| |
|
|
5. Lingen
Die Grafschaft Lingen gehörte seit 1496 zur Herrschaft des Grafen
von Tecklenburg. Konrad von Tecklenburg führt 1541 die lutherische
Reformation ein. Es werden neue Prediger installiert und eine eigene
Kirchenordnung (1543) eingeführt. Doch diese Phase endet schon fünf
Jahre später, weil Konrad die Herrschaft über Lingen verliert.
Das entscheidende Datum für die Einführung der reformierten
Reformation in der Grafschaft Lingen ist das Jahr 1578. Denn dort kommt
die Grafschaft Lingen an das reformierte Haus Oranien.

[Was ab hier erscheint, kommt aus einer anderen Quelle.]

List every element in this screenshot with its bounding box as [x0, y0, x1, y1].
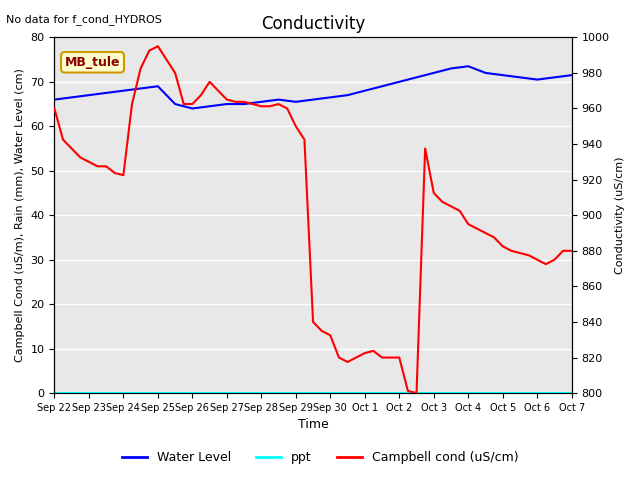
Text: MB_tule: MB_tule [65, 56, 120, 69]
Y-axis label: Conductivity (uS/cm): Conductivity (uS/cm) [615, 156, 625, 274]
Title: Conductivity: Conductivity [261, 15, 365, 33]
X-axis label: Time: Time [298, 419, 328, 432]
Y-axis label: Campbell Cond (uS/m), Rain (mm), Water Level (cm): Campbell Cond (uS/m), Rain (mm), Water L… [15, 68, 25, 362]
Text: No data for f_cond_HYDROS: No data for f_cond_HYDROS [6, 14, 163, 25]
Legend: Water Level, ppt, Campbell cond (uS/cm): Water Level, ppt, Campbell cond (uS/cm) [116, 446, 524, 469]
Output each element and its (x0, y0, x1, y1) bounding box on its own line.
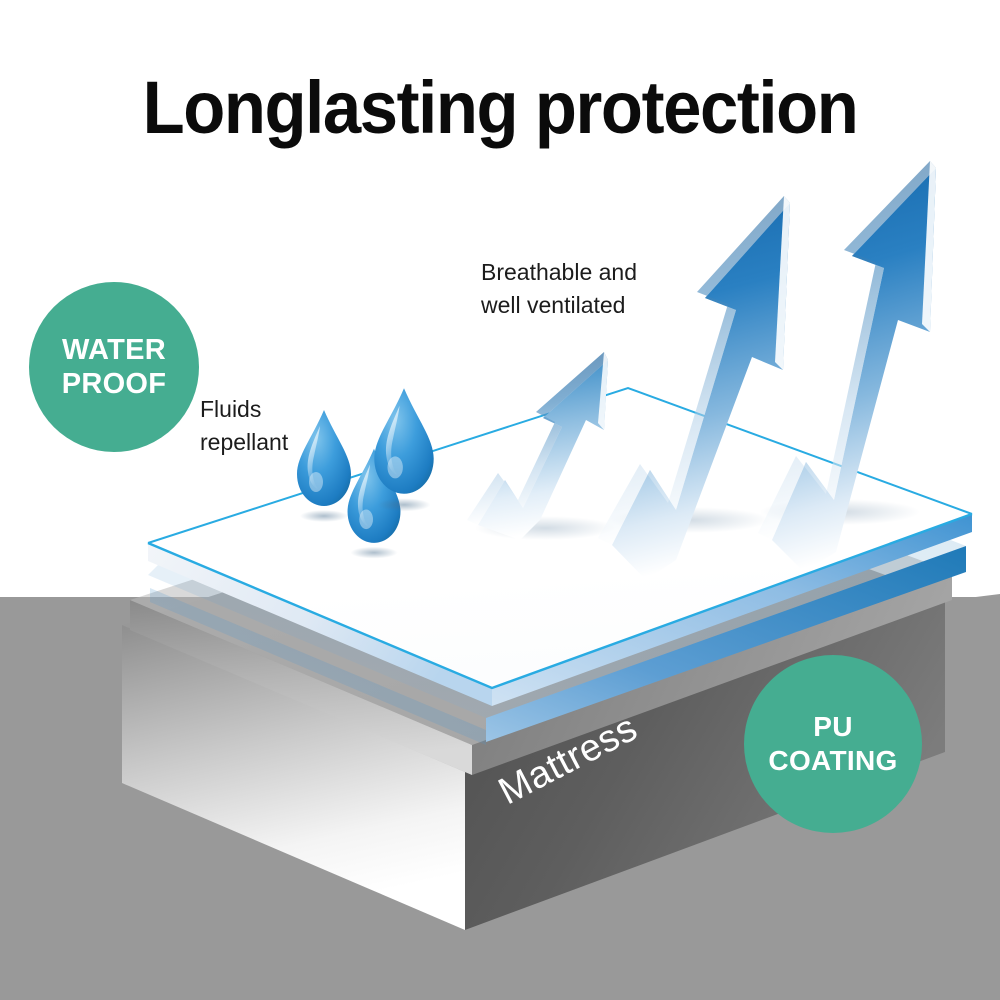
page-title: Longlasting protection (142, 66, 859, 149)
callout-breathable-ventilated: Breathable and well ventilated (481, 259, 638, 318)
badge-pu-coating: PU COATING (744, 655, 922, 833)
ventilation-arrows (467, 161, 936, 580)
badge-water-proof: WATER PROOF (29, 282, 199, 452)
water-droplets (297, 388, 434, 559)
ventilation-arrow-3 (758, 161, 936, 572)
callout-fluids-repellant: Fluids repellant (200, 396, 289, 455)
ventilation-arrow-2 (598, 196, 790, 580)
water-droplet (374, 388, 434, 512)
water-droplet (297, 410, 351, 522)
water-droplet (347, 448, 401, 559)
ventilation-arrow-1 (467, 352, 608, 540)
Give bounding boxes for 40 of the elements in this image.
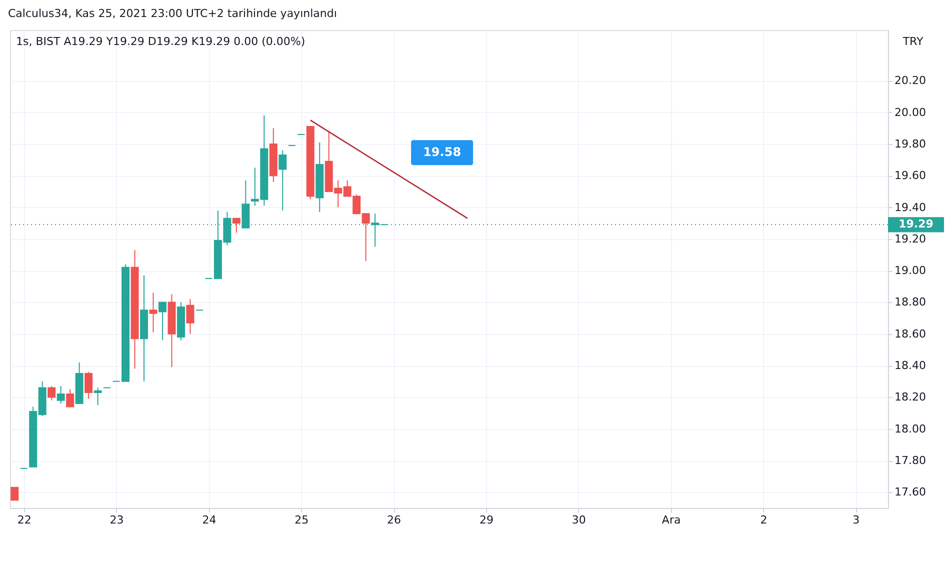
- ref-line-label: 19.29: [898, 218, 934, 231]
- annotation: 19.58: [423, 145, 462, 160]
- candlestick: [48, 386, 56, 401]
- candlestick: [232, 218, 240, 234]
- x-tick-label: 2: [760, 514, 768, 526]
- y-tick-label: 18.20: [894, 390, 926, 404]
- y-tick-label: 20.00: [894, 106, 926, 119]
- candlestick: [278, 150, 287, 211]
- y-tick-label: 18.60: [894, 327, 926, 340]
- text: TRY: [902, 35, 924, 48]
- candlestick: [186, 298, 194, 334]
- candlestick: [149, 292, 158, 333]
- candlestick: [94, 387, 102, 406]
- x-tick-label: Ara: [662, 514, 681, 526]
- candlestick: [10, 486, 19, 501]
- x-tick-label: 30: [572, 514, 586, 526]
- y-tick-label: 19.20: [894, 232, 926, 246]
- x-tick-label: 26: [387, 514, 402, 526]
- y-tick-label: 18.40: [894, 359, 926, 372]
- y-tick-label: 19.00: [894, 264, 926, 278]
- y-tick-label: 17.80: [894, 454, 926, 468]
- candlestick: [158, 302, 166, 341]
- y-tick-label: 20.20: [894, 74, 926, 88]
- chart-title: 1s, BIST A19.29 Y19.29 D19.29 K19.29 0.00 (0.00%): [16, 35, 306, 48]
- candlestick: [56, 386, 65, 404]
- y-tick-label: 19.60: [894, 169, 926, 182]
- y-tick-label: 19.40: [894, 200, 926, 214]
- x-tick-label: 22: [17, 514, 32, 526]
- y-tick-label: 19.80: [894, 137, 926, 150]
- candlestick: [66, 388, 74, 408]
- y-tick-label: 18.80: [894, 296, 926, 309]
- y-tick-label: 18.00: [894, 422, 926, 436]
- x-tick-label: 29: [479, 514, 494, 526]
- x-tick-label: 3: [852, 514, 860, 526]
- x-tick-label: 23: [110, 514, 124, 526]
- candlestick: [84, 371, 93, 400]
- text: Calculus34, Kas 25, 2021 23:00 UTC+2 tarihinde yayınlandı: [8, 7, 337, 20]
- y-tick-label: 17.60: [894, 486, 926, 499]
- x-tick-label: 24: [202, 514, 216, 526]
- x-tick-label: 25: [294, 514, 309, 526]
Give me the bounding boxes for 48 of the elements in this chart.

Der Prinz Moritz
von Nassau-Oranien reformiert ab 1597 die Gemeinden, indem er das Evangelium
predigen läßt. Und obwohl scheinbar kein Zwang ausgeübt
wird, wenden sich die meisten der Einwohner zum reformierten Bekenntnis.
1605 jedoch wird Lingen von den in spanischen Diensten stehenden Feldherrn
Spinola erobert - und die Grafschaft rekatholisiert. Mit Erfolg, denn
die noch junge Bewegung der reformierten Konfession hatte sich noch nicht
tief genug einwurzeln können. 1524 wird in Meppen der reformierte
Prediger Melchior Balthasar hingerichtet. 1633 ändert sich wieder
die Herrschaft: Oranien übernimmt Lingen wieder. Ab 1634 gibt es
wieder einen reformierten Gottesdienst in Lingen. Auch in einigen anderen
Gemeinden werden reformierte Prediger eingesetzt, aber es besteht jetzt
eine Zweiteilung: die überwiegende Mehrheit der Bevölkerung
ist und bleibt römisch-katholisch, eine Minderheit reformiert. Ein
kurzes Intermezzo 1673/74, in dem der Münsteraner Bischof, der die
Grafschaft Lingen erobert hatte, regiert, sorgt wieder für eine
Trendwende zugunsten der römisch-katholischen Kirche. Aber schon
1674 übernehmen erneut die Oranier die Herrschaft in der Grafschaft
Lingen. Aufgrund der zahlreichen Wechsel in den zurückliegenden
Jahren ist der größte Teil der Bevölkerung unwillig,
auch einen erneuten Konfessionswechsel vorzunehmen: die reformierten
Prediger werden nicht freundlich aufgenommen, verbotene römisch-katholische
Gottesdienste finden zum Teil in Notkirchen außerhalb des Landes
statt.
1678 wird eine eigene Kirchenordnung nach niederländischen Vorlagen
entworfen, die später Vorbild für die Kirchenordnung der Grafschaft
Bentheim wird. Diese betont die reformierten Grundsätze des Heidelberger
Katechismus, beauftragt die Kirchenräte mit der Gemeindeleitung
und verweist ausdrücklich darauf, daß keine der anderen Gemeinden über
eine andere herrschen dürfe.
1693 wird in Lingen die Hohe Schule gegründet, an der Theologie,
Jura, Medizin und Philosophie studiert werden kann. Sie wird 1820 geschlossen.
Einzelne Gebäude der Hohen Schule sind heute noch in Lingen zu finden
 |
Hohe Schule Lingen 1694
Radierung von Romeyn de Hoogeh (1645-1708)
|
Ab 1702 gehört die Grafschaft Lingen zu Preußen, wobei sich
für die Gemeinden wenig ändert: sie sind weiterhin (bis ins
19. Jahrhundert hinein) in Sprache und Liedgut niederländisch geprägt.
1815 wechselt wieder die Herrschaft, jetzt wird die Niedergrafschaft
Lingen dem Königreich Hannover zugesprochen, die Obergrafschaft
verbleibt bei Preußen.
Die reformierten Gemeinden im heutigen Emsland gehören zur "Evangelisch-reformierten
Kirche. Synode ev.-ref. Kirchen in Bayern und Nordwestdeutschland".